Valor Econômico

14/07/2021

Por Taís Hirata — De São Paulo

Levantamento do Valor Data analisou os balanços de 25 companhias estaduais

Ao menos dez estatais de saneamento não se enquadram nas exigências da nova lei do setor, segundo levantamento realizado pelo Valor Data, com base nas demonstrações contábeis das companhias e dados do Sistema Nacional de Informações sobre Saneamento (Snis). Ao todo, foram analisadas 25 empresas públicas.

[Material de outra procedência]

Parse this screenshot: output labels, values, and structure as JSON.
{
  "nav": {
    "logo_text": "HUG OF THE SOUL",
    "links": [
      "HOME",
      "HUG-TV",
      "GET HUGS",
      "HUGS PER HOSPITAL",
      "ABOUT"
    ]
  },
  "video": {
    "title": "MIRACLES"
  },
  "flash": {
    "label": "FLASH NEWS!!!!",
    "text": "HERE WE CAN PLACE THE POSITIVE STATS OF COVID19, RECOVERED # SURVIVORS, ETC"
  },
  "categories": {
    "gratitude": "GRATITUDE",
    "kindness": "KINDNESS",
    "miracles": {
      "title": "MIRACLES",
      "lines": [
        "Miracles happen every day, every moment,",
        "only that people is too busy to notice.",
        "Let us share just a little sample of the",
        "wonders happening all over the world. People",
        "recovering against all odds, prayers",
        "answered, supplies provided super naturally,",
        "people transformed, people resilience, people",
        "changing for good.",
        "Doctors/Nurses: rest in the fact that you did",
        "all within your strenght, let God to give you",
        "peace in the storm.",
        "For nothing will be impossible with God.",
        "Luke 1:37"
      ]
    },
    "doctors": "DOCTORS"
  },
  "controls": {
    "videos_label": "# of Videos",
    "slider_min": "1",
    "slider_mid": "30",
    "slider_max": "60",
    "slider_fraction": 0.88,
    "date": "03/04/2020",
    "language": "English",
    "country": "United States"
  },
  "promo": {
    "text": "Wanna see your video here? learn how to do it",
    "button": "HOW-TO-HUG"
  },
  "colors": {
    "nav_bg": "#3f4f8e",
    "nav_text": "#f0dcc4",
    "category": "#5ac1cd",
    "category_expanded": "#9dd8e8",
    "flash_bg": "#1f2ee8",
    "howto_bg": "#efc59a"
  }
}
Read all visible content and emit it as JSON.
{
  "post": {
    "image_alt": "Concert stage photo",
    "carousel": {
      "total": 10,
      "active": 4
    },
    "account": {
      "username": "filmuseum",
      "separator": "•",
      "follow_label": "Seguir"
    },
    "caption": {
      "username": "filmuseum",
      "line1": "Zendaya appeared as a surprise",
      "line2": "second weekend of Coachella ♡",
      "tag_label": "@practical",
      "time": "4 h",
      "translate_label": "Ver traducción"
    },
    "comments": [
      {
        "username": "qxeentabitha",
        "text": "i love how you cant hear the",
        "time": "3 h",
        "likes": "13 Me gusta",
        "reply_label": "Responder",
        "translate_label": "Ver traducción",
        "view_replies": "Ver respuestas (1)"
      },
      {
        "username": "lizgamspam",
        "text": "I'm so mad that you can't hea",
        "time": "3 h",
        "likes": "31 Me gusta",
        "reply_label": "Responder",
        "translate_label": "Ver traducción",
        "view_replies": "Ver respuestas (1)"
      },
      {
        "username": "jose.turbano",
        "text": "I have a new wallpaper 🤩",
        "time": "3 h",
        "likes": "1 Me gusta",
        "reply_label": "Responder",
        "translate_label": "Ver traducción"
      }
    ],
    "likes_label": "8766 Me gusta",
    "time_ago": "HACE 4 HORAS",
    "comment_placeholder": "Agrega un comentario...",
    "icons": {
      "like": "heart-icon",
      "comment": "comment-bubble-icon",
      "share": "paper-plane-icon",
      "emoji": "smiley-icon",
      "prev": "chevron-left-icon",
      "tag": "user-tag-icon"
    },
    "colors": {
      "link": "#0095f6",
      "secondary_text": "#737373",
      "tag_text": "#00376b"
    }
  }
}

Foram identificados problemas nas companhias estaduais de Acre, Alagoas, Amapá, Amazonas, Maranhão, Pará, Piauí, Rondônia, Roraima e Sergipe. A estatal de Santa Catarina também não cumpre um dos requisitos exigidos pela lei, segundo dados oficiais. Porém, a empresa alegou que o cálculo do Snis está errado e apresentou uma conta divergente (veja mais sobre como foi feito o cálculo no gráfico a baixo).

Pelas regras da nova lei, todas as companhias terão que provar que têm capacidade econômico-financeira para fazer os investimentos necessários à universalização dos serviços. Aquelas que não atenderem às exigências terão que abrir mão de contratos.

Ou seja, quanto menos estatais cumprirem os requisitos mínimos da lei, mais projetos de desestatização deverão sair.

A comprovação será feita em duas etapas. O Valor simulou a primeira fase de avaliação, que consiste na análise de quatro indicadores. Depois, há ainda uma segunda fase, mais complexa, a qual as empresas terão que apresentar estudos de viabilidade para cada contrato, planos de captação de recursos, além de laudos de um certificador independente. Portanto, o total de grupos com dificuldades pode ser ainda maior na segunda fase.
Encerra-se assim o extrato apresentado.